- Approximately 25 non-ambulatory participants will receive sirolimus as part of the regimen in Cohort 8 of the ENDEAVOR study

- The enhanced immunosuppressive regimen is designed to mitigate the risk of acute liver injury (ALI) and acute liver failure (ALF) associated with AAV gene therapy in non-ambulatory patients

Sarepta Therapeutics, Inc. (NASDAQ:SRPT), the leader in precision genetic medicine for rare diseases, today announced screening and enrollment are underway in Cohort 8 of ENDEAVOR (Study 9001-103). The purpose of Cohort 8 is to assess prophylactic sirolimus treatment as part of an enhanced safety protocol during treatment with ELEVIDYS (delandistrogene moxeparvovec-rokl) in non-ambulant individuals with Duchenne muscular dystrophy.
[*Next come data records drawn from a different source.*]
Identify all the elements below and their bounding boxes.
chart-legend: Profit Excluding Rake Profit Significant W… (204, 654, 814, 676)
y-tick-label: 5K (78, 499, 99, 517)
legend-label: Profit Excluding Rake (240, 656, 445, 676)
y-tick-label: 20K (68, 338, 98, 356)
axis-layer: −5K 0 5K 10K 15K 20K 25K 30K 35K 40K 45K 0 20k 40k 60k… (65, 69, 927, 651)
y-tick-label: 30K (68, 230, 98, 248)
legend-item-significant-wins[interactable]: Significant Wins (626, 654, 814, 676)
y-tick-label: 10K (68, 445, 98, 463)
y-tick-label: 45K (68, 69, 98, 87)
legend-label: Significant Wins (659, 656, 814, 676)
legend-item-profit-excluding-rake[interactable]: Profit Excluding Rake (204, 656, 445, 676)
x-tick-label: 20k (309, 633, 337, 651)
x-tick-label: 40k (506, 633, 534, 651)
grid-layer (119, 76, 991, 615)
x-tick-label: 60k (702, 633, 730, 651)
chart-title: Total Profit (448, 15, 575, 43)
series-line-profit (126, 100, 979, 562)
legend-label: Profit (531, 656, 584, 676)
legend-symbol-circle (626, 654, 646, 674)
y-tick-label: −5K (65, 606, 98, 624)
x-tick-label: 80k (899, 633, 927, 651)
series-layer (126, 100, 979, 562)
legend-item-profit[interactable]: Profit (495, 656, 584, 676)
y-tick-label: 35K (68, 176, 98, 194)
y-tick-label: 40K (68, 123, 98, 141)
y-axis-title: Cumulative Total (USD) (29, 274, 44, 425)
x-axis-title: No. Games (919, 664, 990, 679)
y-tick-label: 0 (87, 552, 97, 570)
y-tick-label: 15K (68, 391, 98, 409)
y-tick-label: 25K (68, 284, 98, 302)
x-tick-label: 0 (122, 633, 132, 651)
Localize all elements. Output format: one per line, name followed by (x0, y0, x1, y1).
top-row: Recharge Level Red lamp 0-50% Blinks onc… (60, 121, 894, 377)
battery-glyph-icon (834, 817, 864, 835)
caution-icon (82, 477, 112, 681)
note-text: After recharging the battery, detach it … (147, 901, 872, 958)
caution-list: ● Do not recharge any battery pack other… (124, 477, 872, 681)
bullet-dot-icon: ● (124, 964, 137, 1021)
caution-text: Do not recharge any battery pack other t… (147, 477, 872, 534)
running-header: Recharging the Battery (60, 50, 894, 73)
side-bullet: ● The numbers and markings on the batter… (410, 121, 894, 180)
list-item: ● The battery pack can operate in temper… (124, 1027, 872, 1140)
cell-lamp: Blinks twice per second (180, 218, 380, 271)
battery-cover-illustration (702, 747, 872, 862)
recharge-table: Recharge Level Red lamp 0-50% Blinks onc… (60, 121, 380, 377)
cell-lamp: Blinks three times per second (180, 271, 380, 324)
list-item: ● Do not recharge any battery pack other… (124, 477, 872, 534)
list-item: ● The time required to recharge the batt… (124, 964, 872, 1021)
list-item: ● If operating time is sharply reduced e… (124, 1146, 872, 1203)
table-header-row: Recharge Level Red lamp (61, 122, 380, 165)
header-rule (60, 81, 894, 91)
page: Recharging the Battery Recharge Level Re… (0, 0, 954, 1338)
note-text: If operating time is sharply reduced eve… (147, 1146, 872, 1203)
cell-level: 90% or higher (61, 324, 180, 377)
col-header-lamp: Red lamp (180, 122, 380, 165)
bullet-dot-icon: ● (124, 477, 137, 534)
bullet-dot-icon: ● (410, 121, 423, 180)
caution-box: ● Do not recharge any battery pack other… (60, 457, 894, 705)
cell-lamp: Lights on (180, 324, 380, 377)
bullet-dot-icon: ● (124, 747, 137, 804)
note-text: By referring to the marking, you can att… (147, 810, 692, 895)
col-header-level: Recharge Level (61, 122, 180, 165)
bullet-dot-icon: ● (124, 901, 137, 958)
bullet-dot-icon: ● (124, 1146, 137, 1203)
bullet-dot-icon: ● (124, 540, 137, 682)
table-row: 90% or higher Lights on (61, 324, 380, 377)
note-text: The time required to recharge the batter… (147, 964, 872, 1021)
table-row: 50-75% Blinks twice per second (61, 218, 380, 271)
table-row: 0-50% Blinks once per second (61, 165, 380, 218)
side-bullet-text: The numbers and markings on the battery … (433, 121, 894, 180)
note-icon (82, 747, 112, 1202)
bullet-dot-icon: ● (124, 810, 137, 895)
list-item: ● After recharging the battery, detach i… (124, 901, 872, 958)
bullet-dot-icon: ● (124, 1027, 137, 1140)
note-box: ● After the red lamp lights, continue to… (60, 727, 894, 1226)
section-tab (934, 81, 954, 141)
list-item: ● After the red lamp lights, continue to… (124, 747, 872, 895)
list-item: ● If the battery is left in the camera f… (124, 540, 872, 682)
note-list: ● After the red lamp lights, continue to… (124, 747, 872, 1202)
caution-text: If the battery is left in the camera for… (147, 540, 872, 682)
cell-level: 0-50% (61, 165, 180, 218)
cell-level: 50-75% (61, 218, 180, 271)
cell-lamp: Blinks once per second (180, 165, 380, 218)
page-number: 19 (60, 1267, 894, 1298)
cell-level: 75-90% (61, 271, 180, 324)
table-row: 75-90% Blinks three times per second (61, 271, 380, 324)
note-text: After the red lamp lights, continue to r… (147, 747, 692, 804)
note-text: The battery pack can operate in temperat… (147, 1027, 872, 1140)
Data from Cohort 8 will be used to determine whether administering sirolimus prior to and after ELEVIDYS infusion can help reduce acute liver injury (ALI), a known risk associated with AAV gene therapy. The cohort is enrolling approximately 25 participants in the U.S. who are non-ambulatory. The immunosuppression regimen will include 14 days of peri-infusion sirolimus dosing (prior to ELEVIDYS administration) and will continue for 12 weeks after ELEVIDYS administration. Primary endpoints include incidence of ALI and ELEVIDYS-dystrophin expression at 12 weeks. The approach is based on preclinical data and shaped by real-world clinical experience, including guidance from independent specialists in Duchenne and liver health.